NATCHITOCHES PHYSICIAN USES EMERGING TECHNOLOGY TO GIVE HOPE TO VICTIMS OF HANSEN’S DISEASE

Dr. Stephen Wheat Pioneers Use of Hand-Held Ultrasound for Early Leprosy Diagnosis

Sometimes it takes the isolation of a pandemic to allow a mind to journey uninterrupted to discovery. It was during the great plague of London that Sir Isaac Newton developed Calculus, the spectrum, and started his study of the laws of motion. It has been during the Covid-19 pandemic that Natchitoches electrodiagnostic specialist Dr. Stephen Wheat discovered that using the emerging technology of a hand-held ultrasound could give new hope to the greater than four million individuals worldwide suffering with undiagnosed leprosy.

In January of 2019, Dr. Wheat began to successfully use the emerging technology of a hand-held ultrasound known as the Butterfly iQ in his neuromuscular and skeletal electrodiagnostic specialty. The Butterfly iQ is one the world’s first dependable, hand-held, whole body ultrasound devices portable enough to be used with a smartphone or tablet. Dr. Wheat began to hypothesize how using a “pocket” ultrasound device such as the affordable Butterfly IQ might change the efficacy with which the world diagnosed this terrible disease, especially in remote countries where the disease often goes undiagnosed.

Having attended medical school in Louisiana and specialized in both internal medicine and physical medicine before becoming an electro diagnostician, Dr.

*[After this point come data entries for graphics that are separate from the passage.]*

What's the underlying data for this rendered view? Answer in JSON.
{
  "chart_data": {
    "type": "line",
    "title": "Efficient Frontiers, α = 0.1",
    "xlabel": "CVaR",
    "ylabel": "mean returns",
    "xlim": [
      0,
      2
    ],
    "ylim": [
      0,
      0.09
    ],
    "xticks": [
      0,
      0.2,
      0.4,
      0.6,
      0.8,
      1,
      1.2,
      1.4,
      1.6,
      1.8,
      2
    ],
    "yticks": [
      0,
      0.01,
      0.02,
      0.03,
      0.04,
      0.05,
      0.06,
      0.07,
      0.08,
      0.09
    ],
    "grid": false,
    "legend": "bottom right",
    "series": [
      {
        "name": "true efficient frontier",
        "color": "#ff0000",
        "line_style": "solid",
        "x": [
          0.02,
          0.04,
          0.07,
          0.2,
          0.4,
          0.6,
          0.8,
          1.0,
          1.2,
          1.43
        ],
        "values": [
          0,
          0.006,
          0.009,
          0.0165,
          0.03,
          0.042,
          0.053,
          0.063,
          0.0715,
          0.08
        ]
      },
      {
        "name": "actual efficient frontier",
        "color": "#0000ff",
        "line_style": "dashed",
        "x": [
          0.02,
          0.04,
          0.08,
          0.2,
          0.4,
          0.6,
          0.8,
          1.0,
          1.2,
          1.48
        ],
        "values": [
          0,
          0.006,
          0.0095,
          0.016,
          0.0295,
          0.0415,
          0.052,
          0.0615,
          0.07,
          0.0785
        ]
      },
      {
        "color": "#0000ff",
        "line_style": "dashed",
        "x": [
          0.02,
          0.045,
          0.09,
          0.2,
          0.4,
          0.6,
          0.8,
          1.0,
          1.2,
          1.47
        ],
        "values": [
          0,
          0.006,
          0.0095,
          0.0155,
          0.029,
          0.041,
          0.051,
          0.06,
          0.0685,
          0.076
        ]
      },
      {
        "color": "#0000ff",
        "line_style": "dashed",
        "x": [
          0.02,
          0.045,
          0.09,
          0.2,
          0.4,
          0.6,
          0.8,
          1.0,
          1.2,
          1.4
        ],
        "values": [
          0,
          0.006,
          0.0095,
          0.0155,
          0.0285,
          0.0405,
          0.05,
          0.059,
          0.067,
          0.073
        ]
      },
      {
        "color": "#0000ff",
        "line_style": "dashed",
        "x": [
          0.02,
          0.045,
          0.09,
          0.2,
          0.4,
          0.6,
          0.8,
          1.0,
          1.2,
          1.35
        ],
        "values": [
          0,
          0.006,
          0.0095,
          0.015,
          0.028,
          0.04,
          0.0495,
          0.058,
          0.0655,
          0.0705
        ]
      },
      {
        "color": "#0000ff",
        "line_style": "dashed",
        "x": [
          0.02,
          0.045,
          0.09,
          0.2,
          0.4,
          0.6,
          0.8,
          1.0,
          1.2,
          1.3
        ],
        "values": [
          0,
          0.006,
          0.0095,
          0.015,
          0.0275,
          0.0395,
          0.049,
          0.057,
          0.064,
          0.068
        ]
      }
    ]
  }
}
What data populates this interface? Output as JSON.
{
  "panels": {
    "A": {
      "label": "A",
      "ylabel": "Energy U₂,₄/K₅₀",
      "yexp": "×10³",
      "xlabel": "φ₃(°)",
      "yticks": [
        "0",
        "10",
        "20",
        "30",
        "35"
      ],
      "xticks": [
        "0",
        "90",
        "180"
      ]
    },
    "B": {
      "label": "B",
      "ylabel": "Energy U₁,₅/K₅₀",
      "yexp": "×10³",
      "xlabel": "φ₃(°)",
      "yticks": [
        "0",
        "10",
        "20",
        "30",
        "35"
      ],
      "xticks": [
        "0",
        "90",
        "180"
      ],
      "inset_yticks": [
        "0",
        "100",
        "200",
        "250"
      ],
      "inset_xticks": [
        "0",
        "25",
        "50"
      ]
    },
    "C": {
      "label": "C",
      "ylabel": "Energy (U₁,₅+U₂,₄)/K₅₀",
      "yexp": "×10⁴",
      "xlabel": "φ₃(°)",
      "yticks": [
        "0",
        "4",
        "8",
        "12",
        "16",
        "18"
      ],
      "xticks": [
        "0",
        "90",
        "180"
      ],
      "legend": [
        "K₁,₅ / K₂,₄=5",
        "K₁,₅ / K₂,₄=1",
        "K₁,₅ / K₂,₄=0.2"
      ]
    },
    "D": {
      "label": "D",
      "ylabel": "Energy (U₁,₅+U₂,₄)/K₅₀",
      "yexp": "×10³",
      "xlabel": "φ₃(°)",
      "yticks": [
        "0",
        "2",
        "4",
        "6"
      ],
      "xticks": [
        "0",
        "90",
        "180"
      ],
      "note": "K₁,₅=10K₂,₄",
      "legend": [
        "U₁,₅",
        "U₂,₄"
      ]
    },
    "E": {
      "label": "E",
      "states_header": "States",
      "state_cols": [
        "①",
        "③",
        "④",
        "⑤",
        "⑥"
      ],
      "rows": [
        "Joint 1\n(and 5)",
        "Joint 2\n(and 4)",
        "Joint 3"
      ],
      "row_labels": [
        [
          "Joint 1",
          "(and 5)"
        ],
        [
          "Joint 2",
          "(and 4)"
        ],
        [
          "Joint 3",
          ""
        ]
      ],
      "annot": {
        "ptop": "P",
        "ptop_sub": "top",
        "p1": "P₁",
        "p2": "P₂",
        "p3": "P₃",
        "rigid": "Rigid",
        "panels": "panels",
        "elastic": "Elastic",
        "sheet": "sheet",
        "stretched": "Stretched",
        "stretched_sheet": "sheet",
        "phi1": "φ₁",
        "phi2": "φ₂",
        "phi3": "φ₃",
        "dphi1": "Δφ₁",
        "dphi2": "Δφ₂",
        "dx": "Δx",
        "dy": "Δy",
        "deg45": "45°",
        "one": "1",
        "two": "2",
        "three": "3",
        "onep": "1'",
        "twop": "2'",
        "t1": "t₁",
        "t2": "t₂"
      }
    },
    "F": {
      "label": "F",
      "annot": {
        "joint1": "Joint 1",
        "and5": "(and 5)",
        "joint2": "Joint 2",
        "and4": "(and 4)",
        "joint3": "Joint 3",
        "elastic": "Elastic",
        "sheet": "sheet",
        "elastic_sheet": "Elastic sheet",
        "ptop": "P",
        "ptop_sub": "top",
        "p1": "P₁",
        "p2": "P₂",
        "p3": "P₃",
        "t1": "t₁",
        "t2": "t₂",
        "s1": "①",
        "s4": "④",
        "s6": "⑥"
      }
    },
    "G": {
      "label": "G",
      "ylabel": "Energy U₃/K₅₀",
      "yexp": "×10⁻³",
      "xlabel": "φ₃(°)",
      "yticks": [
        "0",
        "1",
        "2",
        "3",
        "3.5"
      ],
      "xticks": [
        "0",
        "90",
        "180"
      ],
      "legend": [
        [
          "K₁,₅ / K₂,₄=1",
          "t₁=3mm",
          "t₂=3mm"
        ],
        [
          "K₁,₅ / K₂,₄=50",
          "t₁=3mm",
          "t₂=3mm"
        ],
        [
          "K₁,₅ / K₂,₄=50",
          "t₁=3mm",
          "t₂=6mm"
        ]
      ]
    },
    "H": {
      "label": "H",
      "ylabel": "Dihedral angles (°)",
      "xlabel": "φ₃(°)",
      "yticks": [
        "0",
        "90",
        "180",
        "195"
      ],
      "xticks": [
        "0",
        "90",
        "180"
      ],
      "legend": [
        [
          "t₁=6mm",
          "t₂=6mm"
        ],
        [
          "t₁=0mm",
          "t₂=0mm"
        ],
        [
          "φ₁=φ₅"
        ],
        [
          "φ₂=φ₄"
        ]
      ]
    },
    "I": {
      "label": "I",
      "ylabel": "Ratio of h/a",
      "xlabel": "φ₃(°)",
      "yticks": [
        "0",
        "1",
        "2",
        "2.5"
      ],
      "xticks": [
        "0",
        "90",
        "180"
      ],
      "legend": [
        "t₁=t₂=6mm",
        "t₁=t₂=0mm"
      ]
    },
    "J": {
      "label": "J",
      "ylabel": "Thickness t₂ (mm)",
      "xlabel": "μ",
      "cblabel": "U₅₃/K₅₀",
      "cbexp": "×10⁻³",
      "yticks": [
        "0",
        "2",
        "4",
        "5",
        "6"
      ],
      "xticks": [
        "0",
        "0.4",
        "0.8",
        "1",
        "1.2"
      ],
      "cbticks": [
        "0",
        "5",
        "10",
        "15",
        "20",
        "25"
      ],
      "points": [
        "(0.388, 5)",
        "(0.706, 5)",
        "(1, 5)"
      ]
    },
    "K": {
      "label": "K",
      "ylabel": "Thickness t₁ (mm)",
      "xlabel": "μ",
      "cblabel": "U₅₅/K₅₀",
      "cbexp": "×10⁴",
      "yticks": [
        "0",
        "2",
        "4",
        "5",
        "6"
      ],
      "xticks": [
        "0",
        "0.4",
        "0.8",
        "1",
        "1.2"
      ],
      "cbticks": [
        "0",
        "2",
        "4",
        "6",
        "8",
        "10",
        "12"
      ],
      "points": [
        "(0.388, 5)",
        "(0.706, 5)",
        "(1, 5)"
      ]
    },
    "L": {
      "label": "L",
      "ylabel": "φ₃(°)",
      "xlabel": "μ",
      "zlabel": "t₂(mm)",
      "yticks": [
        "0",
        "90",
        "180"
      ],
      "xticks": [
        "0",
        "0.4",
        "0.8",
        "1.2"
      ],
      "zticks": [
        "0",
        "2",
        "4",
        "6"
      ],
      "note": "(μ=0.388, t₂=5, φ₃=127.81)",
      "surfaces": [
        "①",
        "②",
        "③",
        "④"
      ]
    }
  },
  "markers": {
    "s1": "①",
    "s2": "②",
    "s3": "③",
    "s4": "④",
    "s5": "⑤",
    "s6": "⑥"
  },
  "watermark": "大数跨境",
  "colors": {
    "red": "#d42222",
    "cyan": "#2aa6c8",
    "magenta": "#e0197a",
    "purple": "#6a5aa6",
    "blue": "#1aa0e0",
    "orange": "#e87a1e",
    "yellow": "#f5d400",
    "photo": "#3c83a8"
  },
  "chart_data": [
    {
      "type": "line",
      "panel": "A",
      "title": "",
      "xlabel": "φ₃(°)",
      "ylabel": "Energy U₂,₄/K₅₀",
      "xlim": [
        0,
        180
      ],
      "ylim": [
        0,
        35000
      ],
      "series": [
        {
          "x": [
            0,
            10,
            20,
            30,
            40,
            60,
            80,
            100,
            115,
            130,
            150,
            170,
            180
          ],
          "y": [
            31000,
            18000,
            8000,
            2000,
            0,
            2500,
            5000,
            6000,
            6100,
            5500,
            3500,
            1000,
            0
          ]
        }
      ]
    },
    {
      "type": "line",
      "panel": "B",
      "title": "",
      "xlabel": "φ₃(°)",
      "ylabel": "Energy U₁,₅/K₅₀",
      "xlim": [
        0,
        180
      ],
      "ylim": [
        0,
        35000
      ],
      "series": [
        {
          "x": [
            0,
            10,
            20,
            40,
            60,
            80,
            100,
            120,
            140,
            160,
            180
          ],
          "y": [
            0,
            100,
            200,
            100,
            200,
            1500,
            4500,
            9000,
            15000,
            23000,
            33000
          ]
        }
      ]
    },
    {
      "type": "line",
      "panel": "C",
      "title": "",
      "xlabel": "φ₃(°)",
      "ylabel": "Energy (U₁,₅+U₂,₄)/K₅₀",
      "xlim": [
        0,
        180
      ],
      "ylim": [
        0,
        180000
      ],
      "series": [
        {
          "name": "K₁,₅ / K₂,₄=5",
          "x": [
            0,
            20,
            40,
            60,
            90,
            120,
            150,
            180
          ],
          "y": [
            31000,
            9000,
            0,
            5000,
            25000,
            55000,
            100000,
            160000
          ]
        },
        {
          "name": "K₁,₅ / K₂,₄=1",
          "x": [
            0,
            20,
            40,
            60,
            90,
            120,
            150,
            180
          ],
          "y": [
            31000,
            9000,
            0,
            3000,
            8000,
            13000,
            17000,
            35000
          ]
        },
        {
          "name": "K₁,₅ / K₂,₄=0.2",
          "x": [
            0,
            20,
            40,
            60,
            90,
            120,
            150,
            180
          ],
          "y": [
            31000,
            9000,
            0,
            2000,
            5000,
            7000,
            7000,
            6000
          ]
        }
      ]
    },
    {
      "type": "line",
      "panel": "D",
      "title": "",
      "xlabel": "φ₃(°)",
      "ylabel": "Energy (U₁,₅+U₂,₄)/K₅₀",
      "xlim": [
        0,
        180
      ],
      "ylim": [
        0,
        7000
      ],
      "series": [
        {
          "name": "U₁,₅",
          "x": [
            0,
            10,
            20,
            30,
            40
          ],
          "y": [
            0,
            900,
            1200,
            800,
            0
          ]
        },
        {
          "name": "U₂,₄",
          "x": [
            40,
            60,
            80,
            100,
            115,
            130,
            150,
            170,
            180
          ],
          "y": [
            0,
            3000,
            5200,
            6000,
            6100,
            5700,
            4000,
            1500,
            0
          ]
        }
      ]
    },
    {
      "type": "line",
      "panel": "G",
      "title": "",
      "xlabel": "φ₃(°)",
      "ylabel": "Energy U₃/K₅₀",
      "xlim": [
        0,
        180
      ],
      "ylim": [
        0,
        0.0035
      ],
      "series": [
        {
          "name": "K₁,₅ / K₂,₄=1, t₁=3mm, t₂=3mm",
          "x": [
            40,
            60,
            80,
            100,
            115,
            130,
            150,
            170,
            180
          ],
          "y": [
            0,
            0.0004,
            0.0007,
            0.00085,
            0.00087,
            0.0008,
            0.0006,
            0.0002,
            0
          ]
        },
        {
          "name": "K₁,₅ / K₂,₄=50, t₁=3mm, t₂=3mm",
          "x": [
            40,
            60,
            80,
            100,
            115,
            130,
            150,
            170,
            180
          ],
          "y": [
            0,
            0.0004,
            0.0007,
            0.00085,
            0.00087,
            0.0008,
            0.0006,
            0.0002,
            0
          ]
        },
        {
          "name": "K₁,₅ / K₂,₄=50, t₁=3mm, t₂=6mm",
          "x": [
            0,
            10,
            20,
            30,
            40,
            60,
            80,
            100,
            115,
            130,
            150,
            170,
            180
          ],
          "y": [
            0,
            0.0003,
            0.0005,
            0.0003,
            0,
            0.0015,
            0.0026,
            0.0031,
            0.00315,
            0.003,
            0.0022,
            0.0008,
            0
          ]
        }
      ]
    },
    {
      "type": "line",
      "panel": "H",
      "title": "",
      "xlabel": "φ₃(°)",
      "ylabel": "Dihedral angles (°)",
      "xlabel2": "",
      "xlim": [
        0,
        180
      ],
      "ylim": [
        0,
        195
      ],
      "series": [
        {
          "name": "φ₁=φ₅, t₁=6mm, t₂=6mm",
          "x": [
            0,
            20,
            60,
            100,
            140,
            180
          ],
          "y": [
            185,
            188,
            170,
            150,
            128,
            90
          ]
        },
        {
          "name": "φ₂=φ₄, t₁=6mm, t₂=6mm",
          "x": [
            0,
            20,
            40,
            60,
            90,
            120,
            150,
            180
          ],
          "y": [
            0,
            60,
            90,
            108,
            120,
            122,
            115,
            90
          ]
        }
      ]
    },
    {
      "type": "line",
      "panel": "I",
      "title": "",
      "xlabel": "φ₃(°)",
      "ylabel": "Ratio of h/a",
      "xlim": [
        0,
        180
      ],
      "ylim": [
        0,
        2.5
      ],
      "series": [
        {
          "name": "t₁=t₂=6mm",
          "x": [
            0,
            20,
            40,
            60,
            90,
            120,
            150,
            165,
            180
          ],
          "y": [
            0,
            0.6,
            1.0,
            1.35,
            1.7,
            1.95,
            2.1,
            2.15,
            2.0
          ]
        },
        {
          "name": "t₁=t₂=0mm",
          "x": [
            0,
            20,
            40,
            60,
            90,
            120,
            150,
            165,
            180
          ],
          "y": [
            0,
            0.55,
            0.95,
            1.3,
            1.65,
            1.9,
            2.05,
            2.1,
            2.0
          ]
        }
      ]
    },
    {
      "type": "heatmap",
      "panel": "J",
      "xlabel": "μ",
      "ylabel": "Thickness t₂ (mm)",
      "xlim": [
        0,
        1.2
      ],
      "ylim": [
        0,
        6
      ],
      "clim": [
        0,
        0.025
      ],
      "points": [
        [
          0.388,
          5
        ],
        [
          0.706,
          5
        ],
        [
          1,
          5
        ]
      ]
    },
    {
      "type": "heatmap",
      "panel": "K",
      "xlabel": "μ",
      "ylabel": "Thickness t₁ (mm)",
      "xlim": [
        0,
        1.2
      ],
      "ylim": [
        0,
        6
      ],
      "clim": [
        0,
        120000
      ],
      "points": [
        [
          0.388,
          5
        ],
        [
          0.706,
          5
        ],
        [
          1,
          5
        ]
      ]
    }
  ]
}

Wheat was familiar with the National Hansen’s Disease Clinical Center, the only institution in the U.S. exclusively devoted to leprosy consulting, research, and training. He was also aware of the challenges to diagnosing Hansen’s Disease, and had learned that high resolution ultrasound was a newer technology being brought into the diagnostic process.

Dr. Wheat’s work with ultrasound in his electrodiagnostic specialty and his interest in using this emerging technology in the diagnosis of leprosy became known to Michael Stephen Cartwright, MD, professor of Neurology at Wake Forest School of Medicine. Cartwright was working with the National Hansen’s Disease Center’s Chief Medical Officer Dr. Barbara M. Stryjewska and the Louisiana State University Veterinary Center in Baton Rouge, where the nine-banded armadillo was being used in Leprosy research. Cartwright asked Wheat if he would travel to the Vet Center to test his theory of the efficacy of using the hand-held ultrasound on the nine-banded armadillo, the only other natural host for leprosy besides humans.

After months of research, human and nine-banded armadillo trials, and much discussion among Wheat, Stryjewska, and Cartwright, this esteemed team proposes that using a hand-held ultrasound, such as the Butterfly iQ that is 1/10th the cost of larger ultrasound machines, will make the diagnosis of Hansen’s Disease affordable in any city in America, any location in the world. “This can transform medical missionary work,” says Dr. Wheat, who has worked as a medical missionary in Kenya East Africa.

The Bible often referred to people with leprosy as “unclean” and placed them “outside the camp.” In medieval Spain, victims of leprosy were declared legally dead and their property dispersed. In Norway, Hansen’s Disease patients had cowbells placed around their necks to warn others of their coming. Mohammed advised his followers to flee lepers as one would a lion. It is estimated that today three million people worldwide are living with the irreversible disabilities resulting from Leprosy. Drs. Wheat, Stryjewska, and Cartwright are excited about the opportunity to diagnose this reversible but dreaded disease earlier and faster across the globe, and to give those millions of people suffering with undiagnosed Leprosy a fighting chance for a cure against this historically dreaded illness.